A strength of the study was the purposive sampling used to ensure that participants were chosen from both the North and South Islands, and rural and urban health sector environments. Specific care was taken to include views from Māori health sector stakeholders. A further strength was the expertise of the authors; the members comprised senior academic primary care clinicians from across all the academic primary care departments in the country, and a representative from the RNZCGP, and were able to act as an academic expert advisory group.

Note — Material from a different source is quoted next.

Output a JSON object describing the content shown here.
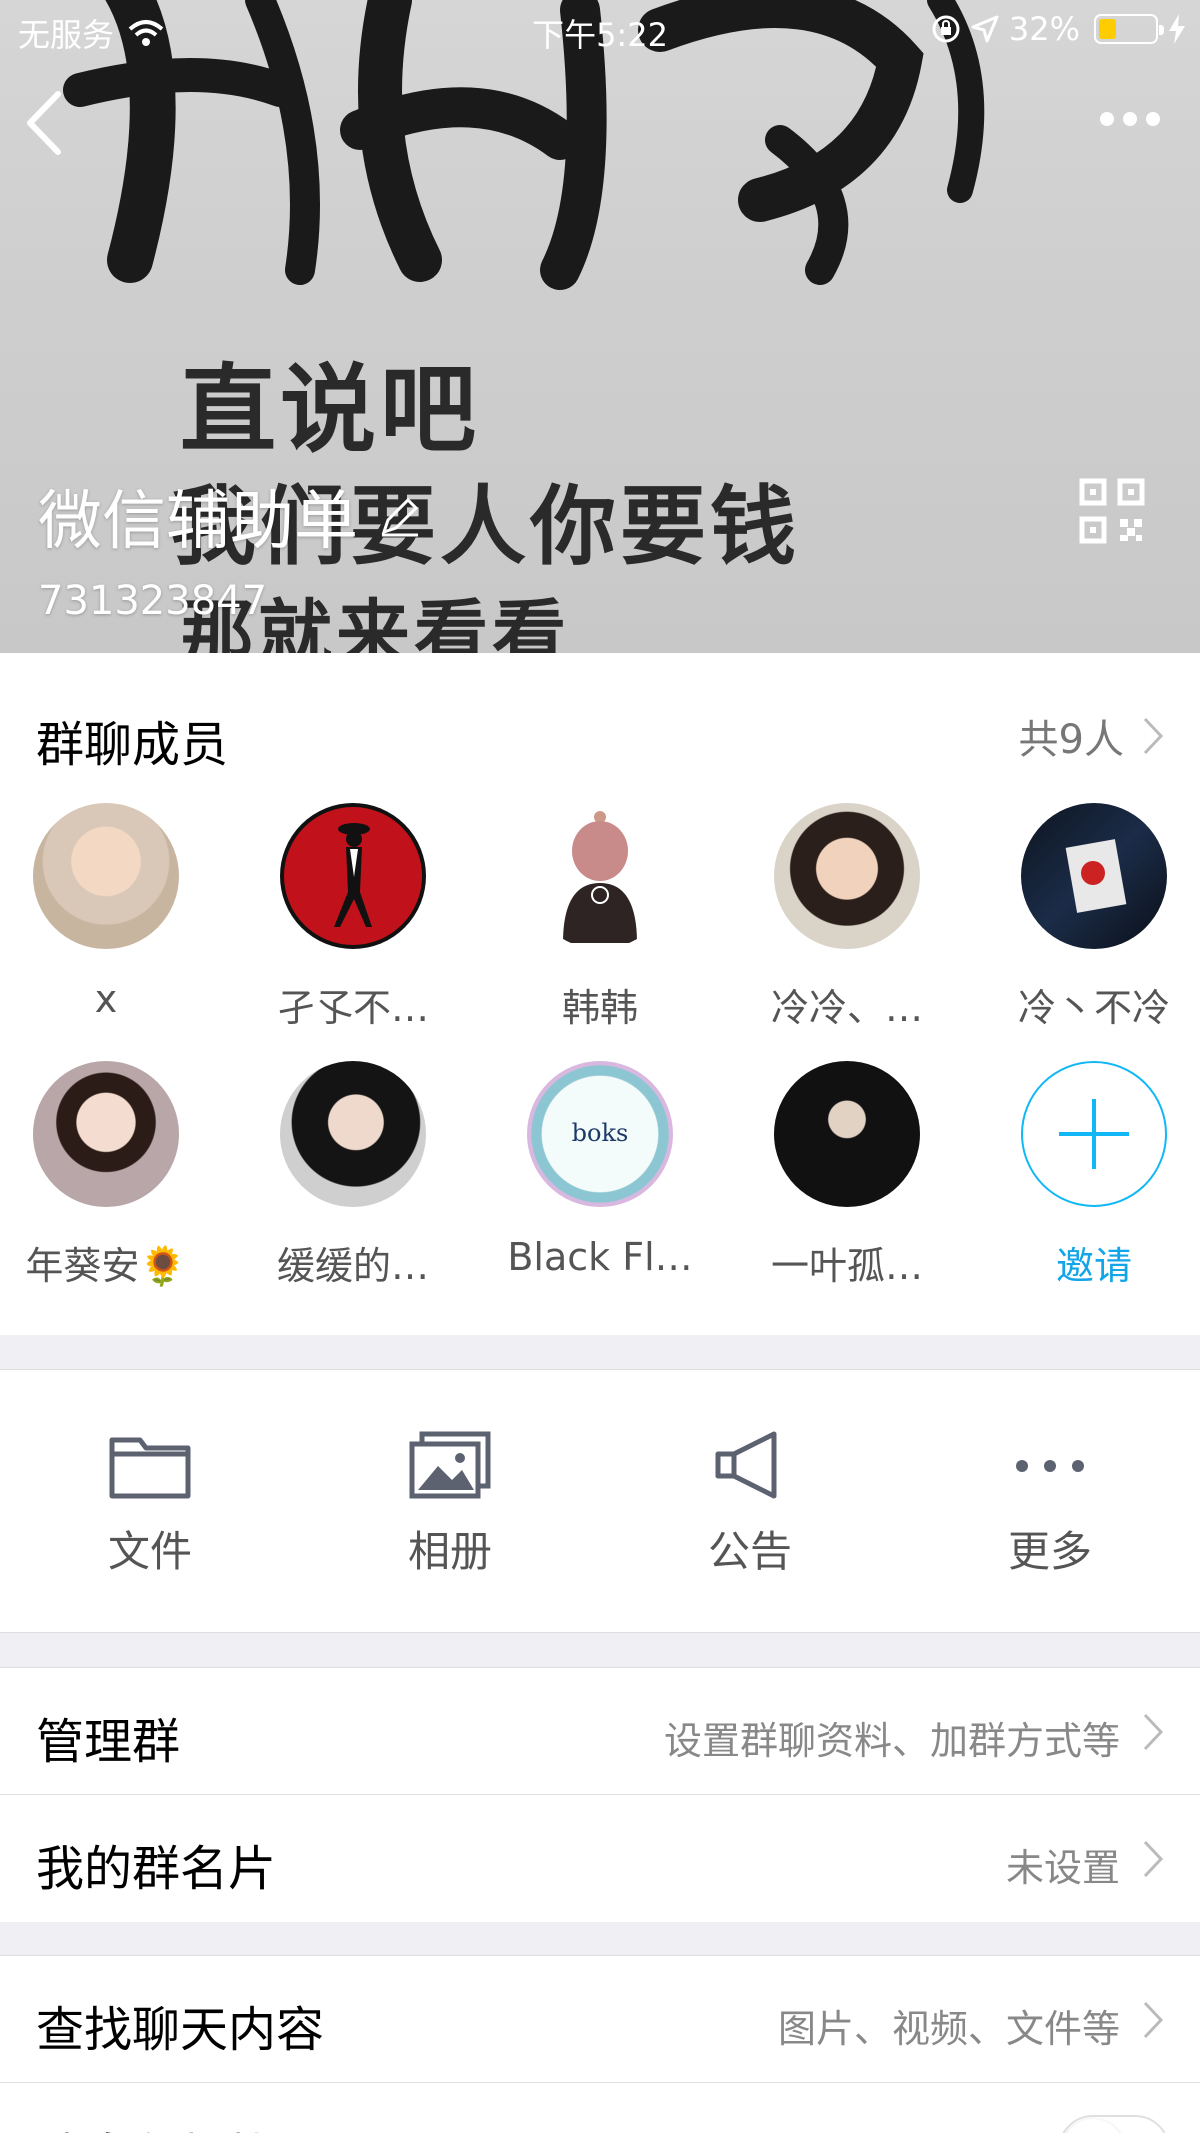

Limitations were that only one Pacific provider was included, and that all the working healthcare providers interviewed were either general practitioners or practice managers in general practices. One participant from the practice manager category had a nursing background; however, the nursing voice remains limited in this study. Although the representation at the focus group was slightly broader (including a clinical pharmacist, medical students, and a rural hospital doctor among others), this study did not highlight the views of practitioners from other areas of primary care. The focus group self-selected on the basis of conference advertising, and thus may have been more likely to hold favourable views towards a PCRN. Furthermore, although many of the participants worked part- or full-time in general practice, care should be taken in extrapolating the views of these participants to represent all working GPs.

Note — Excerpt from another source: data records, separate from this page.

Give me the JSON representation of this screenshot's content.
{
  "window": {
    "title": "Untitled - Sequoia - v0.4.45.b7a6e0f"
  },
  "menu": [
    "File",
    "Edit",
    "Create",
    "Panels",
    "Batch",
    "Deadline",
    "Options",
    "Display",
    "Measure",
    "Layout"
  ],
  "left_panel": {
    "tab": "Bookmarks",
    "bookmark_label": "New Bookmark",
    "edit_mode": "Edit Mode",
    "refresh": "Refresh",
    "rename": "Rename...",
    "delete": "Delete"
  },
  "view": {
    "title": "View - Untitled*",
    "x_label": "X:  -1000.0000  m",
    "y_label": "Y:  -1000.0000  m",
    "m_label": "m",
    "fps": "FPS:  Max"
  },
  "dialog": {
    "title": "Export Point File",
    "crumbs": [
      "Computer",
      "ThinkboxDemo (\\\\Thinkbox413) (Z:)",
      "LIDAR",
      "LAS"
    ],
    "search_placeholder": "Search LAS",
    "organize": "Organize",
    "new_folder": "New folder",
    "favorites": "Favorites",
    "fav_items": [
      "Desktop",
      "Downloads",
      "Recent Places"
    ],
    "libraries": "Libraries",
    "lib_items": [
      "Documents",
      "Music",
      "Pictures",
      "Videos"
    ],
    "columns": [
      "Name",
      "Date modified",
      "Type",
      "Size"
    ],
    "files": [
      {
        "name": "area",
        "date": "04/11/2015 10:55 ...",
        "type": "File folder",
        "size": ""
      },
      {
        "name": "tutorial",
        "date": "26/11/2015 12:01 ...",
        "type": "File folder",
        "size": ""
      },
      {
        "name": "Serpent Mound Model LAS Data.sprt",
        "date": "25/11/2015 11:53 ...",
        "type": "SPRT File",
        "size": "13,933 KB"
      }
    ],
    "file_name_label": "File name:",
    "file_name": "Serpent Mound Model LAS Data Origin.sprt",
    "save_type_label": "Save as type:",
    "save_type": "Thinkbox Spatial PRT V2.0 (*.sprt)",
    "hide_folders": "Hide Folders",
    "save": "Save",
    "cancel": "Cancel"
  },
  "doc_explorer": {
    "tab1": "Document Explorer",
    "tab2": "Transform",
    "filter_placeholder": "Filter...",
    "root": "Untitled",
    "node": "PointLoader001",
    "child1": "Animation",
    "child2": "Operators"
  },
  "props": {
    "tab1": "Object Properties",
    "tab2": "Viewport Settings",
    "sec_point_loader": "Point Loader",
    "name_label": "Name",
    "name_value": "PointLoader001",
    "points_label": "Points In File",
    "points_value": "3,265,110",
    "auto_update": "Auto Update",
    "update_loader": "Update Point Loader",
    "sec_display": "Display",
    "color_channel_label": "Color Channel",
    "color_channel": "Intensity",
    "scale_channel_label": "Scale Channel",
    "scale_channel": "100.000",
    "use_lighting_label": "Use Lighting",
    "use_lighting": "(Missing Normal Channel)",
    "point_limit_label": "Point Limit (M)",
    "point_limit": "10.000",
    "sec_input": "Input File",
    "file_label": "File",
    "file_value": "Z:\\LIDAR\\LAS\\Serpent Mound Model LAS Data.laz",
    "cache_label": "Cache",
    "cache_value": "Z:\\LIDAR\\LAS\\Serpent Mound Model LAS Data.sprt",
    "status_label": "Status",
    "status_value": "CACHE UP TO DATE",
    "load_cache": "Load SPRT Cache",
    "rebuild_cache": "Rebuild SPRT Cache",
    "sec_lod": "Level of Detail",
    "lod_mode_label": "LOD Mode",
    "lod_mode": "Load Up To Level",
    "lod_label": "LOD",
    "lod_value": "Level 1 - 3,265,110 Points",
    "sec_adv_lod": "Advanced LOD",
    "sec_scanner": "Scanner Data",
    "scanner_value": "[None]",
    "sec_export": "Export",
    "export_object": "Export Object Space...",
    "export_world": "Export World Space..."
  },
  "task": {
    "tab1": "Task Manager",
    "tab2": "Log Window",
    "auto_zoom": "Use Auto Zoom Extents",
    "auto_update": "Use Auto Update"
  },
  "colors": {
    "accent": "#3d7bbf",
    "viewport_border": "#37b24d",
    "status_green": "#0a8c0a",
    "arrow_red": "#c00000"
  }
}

Calls for a revived national NZ PCRN have been made before.2 The recent Health and Disability System Review Report,1 which forms the basis of the current health system reform, identifies the need for a national primary care data set. The NZ health system is currently in a state of flux, and during this transition while changes are being designed and implemented, is the ideal time to embed primary care research and data infrastructure within the new system. Our study demonstrates that the desire for improved research infrastructure exists within the health system, not just at the academic level. We have summarised stakeholders’ views on the purpose of this infrastructure and how it should function as a set of recommendations for the development of a national PCRN (Box 1).
Box 1. Recommendations for the establishment of a National Primary Care Research Network |
Recommendations
|
Conclusion
This research provides evidence of the existing challenges in the primary care research space and the areas where change is needed. Stakeholders from different levels of the health sector expressed support for a national PCRN and provided guidance on how such a network should function. The recommendations developed from these views should be used to guide the establishment of a national PCRN.
Supplementary material
Supplementary material is available online.
Data availability
The data that were used in this study cannot be publicly shared. Informed consent, in line with the approving ethics committee, only allows for the use of de-identified extracts within research reporting and writing, in order to maintain the privacy of participants.
Conflicts of interest
Tim Stokes is an Editor of the Journal of Primary Health Care, but was blinded from the peer-review process for this paper.
Declaration of funding
This study was funded by the New Zealand Health Research Council (HRC Health Delivery Research Activation Grant 20/1320: Laying the foundations for a NZ primary care research and surveillance network). The funding body had no involvement in the design of the study and collection, analysis, and interpretation of data and in writing of the manuscript.
Acknowledgements
The authors would like to thank the participants who gave their time for interviews.